Explaining austerity 133 (2018: 175). The upshot, they say, is that while state geopolitics and capital are internally related, there is need for specificity in understanding the struggle among the intra-class fractions who wield state power.
Thus, in a manner consistent with this approach, their analysis of the European financial crisis starts with the premise that the imposition of austerity should be read as but a chapter in an ongoing history of class struggle, and a mark of the success of European capital in its ongoing strategy of “dispossessive” accumulation (2018: 218). Paraphrasing Ellen Wood, however, and in tension with the trajectory of desubordination laid out by Miliband above, they caution us to consider the fact that the state itself retains a considerable autonomous capacity to manage problems for capitalism, and is thus capable of “offsetting crisis conditions in the accumulation of capital by providing a temporary spatial fix for surplus value extraction” (2018: 122). The point, for Bieler and Morton, is not to insist that the spatial scale of the interstate system is somehow obdurate in the face of forces of globalized capital but, rather, to sidestep what they believe to be a tired debate, and focus instead on “the manner in which capital operates through nodal rather than dominant points” (2018: 119).
These tenets inform Bieler and Morton’s approach to the study of austerity in interesting and provocative ways. For example, they contend that an appropriate periodization of the crisis cannot begin simply with the introduction of the Euro currency in 1999. Rather, it should begin with the accession to the EU in the 1970s, of less-developed, peripheral countries, like Ireland, Greece, and Portugal. Now, economic asymmetry is by no means solely a Marxist concept, and a number of Keynesian scholars, like Lapavitsas (2013) and Patomaki (2013) are also sensitive to the role of the Stability and Growth Pact. Introduced in the late 1990s, the Pact restricted the latitude of states to pursue competitiveness to tight wages and restrictive labor conditions, thus contributing to the generation of indebtedness on the periphery. Yet, for Bieler and Morton, what these scholars tend to miss is the “geopolitical dynamic” of the uneven development of capitalism, which was a pillar of the EU from its very foundation, with the Customs Union of 1968, and entrenched subsequently with the introduction in the 1980s of the Internal Market (2018: 224-227). Thus, given capitalism’s intrinsic tendency towards crisis, one should not be surprised to see the unevenness of the EU reproduced, as indeed it must be, in the shift towards austerity.

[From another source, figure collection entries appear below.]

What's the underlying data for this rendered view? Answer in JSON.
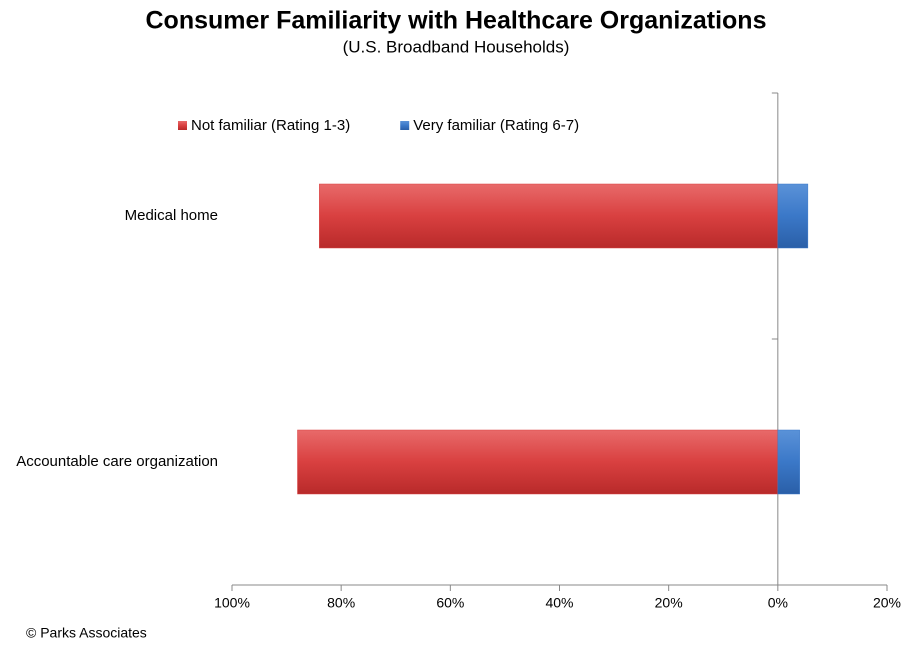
{
  "chart_data": {
    "type": "hbar_diverging",
    "title": "Consumer Familiarity with Healthcare Organizations",
    "subtitle": "(U.S. Broadband Households)",
    "categories": [
      "Medical home",
      "Accountable care organization"
    ],
    "series": [
      {
        "name": "Not familiar (Rating 1-3)",
        "color": "#d94040",
        "values": [
          -84,
          -88
        ]
      },
      {
        "name": "Very familiar (Rating 6-7)",
        "color": "#3b78c8",
        "values": [
          5.5,
          4
        ]
      }
    ],
    "xlim": [
      -100,
      20
    ],
    "xticks": [
      {
        "value": -100,
        "label": "100%"
      },
      {
        "value": -80,
        "label": "80%"
      },
      {
        "value": -60,
        "label": "60%"
      },
      {
        "value": -40,
        "label": "40%"
      },
      {
        "value": -20,
        "label": "20%"
      },
      {
        "value": 0,
        "label": "0%"
      },
      {
        "value": 20,
        "label": "20%"
      }
    ],
    "legend": "top",
    "source": "© Parks Associates"
  }
}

All considered, Bieler and Morton go some lengths to identify the hidden stakes of what we might term, with Cahill (2014) and Ryan (2018), “actually existing neoliberalism.” Yet, as we will explore in the next section, a question remains. That is, despite the margin that they claim exists within their theory for emergence of debate and fractionated interests among the capitalist class, they do not specify the mechanism by which those interests remain nevertheless capitalist, in their nature. All they mention, as we noted, is the role of organic intellectuals. But this is a problem because, to borrow from Beggs (2013), while capitalism is surely predicated on the extraction of surplus valuefrom commodified labor, it does not necessarily follow that the ideas in the heads of capitalist elites and planners represent a perfect roadmap of “the preconceived needs of the economic system,” or that those ideas should be so intuitively popular among ordinary people.